John Sebastian Bach Stopford was born on 25 January 1888 in Hindley Green, Lancashire, the son of Thomas Rinch Stopford and Mary Tyrer (née Johnson). His early education was at Liverpool College and the Manchester Grammar School before proceeding to the University of Manchester in 1906 to study medicine. In 1911 he qualified MB ChB having also won the Dumville Surgical Prize and the Bradley Memorial Scholarship. After qualifying Stopford served briefly as house surgeon to the Rochdale General Infirmary before returning to the University in 1912 as a demonstrator of anatomy. In 1915 he was awarded his MD after submitting a thesis on the blood supply of the brain stem and began lecturing in anatomy that same year.

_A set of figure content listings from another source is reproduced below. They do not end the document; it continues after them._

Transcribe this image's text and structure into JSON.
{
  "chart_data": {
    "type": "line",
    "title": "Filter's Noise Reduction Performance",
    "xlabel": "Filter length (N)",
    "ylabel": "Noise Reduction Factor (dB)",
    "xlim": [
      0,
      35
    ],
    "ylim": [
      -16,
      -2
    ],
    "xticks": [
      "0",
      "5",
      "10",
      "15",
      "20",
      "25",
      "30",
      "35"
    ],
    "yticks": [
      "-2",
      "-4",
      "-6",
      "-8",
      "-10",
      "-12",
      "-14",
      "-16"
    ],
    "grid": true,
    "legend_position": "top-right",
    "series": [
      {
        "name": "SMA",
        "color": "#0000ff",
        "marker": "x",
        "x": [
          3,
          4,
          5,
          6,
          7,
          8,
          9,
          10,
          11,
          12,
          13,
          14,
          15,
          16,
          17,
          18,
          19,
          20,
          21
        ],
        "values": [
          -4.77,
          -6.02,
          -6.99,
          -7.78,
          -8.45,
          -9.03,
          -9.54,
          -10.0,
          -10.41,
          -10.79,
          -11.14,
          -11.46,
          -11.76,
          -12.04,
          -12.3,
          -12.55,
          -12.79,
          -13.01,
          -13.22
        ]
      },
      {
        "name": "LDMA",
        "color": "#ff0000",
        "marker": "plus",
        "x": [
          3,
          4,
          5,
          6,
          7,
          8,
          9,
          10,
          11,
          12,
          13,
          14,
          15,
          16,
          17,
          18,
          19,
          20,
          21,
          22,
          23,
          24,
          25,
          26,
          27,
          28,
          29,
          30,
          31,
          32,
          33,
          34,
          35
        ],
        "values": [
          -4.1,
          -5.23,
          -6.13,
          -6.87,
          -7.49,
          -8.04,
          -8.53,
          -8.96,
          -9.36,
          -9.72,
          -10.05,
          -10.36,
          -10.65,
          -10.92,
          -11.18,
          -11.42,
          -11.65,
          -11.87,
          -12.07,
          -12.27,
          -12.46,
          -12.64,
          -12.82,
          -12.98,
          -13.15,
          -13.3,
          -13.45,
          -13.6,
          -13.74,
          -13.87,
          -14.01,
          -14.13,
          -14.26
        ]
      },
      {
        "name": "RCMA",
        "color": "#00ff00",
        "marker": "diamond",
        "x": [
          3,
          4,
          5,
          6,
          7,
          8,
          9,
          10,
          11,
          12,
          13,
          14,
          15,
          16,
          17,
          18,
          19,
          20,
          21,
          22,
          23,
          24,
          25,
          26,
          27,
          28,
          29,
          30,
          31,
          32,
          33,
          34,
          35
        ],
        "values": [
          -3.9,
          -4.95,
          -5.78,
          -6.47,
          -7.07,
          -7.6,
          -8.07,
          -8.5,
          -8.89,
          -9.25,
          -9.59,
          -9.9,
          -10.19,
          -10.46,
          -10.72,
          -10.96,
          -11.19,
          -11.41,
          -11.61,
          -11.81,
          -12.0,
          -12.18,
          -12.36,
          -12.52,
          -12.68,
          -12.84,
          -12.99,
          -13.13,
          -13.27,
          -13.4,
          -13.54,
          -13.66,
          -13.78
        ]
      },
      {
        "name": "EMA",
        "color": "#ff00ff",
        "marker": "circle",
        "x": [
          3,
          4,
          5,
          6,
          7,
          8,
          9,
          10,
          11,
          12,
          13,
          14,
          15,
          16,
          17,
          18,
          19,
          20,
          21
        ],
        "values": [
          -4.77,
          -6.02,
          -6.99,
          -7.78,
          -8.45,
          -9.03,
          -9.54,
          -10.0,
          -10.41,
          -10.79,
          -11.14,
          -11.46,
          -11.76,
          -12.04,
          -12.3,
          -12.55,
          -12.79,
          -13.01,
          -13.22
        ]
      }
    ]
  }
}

Stopford specialised in the anatomy of the nervous system and was able to apply his knowledge during WWI in relation to gunshot wounds of the peripheral nerves at the 2nd Western General Hospital. On the departure of Grafton Elliot Smith in 1919 Stopford became professor of anatomy, and so head of the department of anatomy in Manchester, at the age of just 30. He maintained a closer relationship with local hospitals during this time and in 1923 became honorary advisory anatomist to the Manchester Royal Infirmary, a role he held until 1945. He was first appointed to the role of the dean of the medical school in 1923 and held the position until 1927.
From 1928 to 1930 he was pro-vice-chancellor of the university, and from 1931 to 1933 returned to the role of dean. In 1920 he had been made an MBE and 1927 saw him become the first graduate of the Manchester University Medical School to be elected a Fellow of the Royal Society. In 1934 Stopford was invited to become the University's new vice-chancellor, thus making the move from teaching and research to administration. This move wasn't necessarily supported by his colleagues and he himself was reluctant to relinquish his academic role and so retained his role as chair of anatomy until 1937. After this point he held a personal chair of experimental neurology up until 1956.
His other administrative positions were numerous and included chairman of the Universities Bureau of the British Empire; vice-chairman of the Committee of Principals and Vice-Chancellors; chairman-elect of the General Medical Council; chairman of the council of the Royal Manchester College of Music; vice-chairman of the Goodenough Committee; chairman of the Manchester, Salford and Stretford Joint Hospital Advisory Board; chair of the Manchester Regional Hospital Board; and chairman of the Council of the John Rylands Library. Stopford maintained his commitment to medical science throughout his career and published a number of papers in addition to his main work Sensation and the Sensory Pathway (1930). He worked closely with highly-esteemed colleagues such as Sir Harry Platt, Sir Geoffrey Jefferson, Professor E.D. Telford, and Professor John Morley. Stopford's influence and work were widely recognised and he received honorary doctorates from the universities of Leeds, Cambridge, Manchester, Liverpool, and Durham and was also made a fellow of both the Royal College of Physicians (1942) and the Royal College of Surgeons (1955). He retired in 1956 and received a life peerage in 1958 for which he selected Fallowfield as his barony. Long term health problems took their toll and Stopford died on 6 March 1961.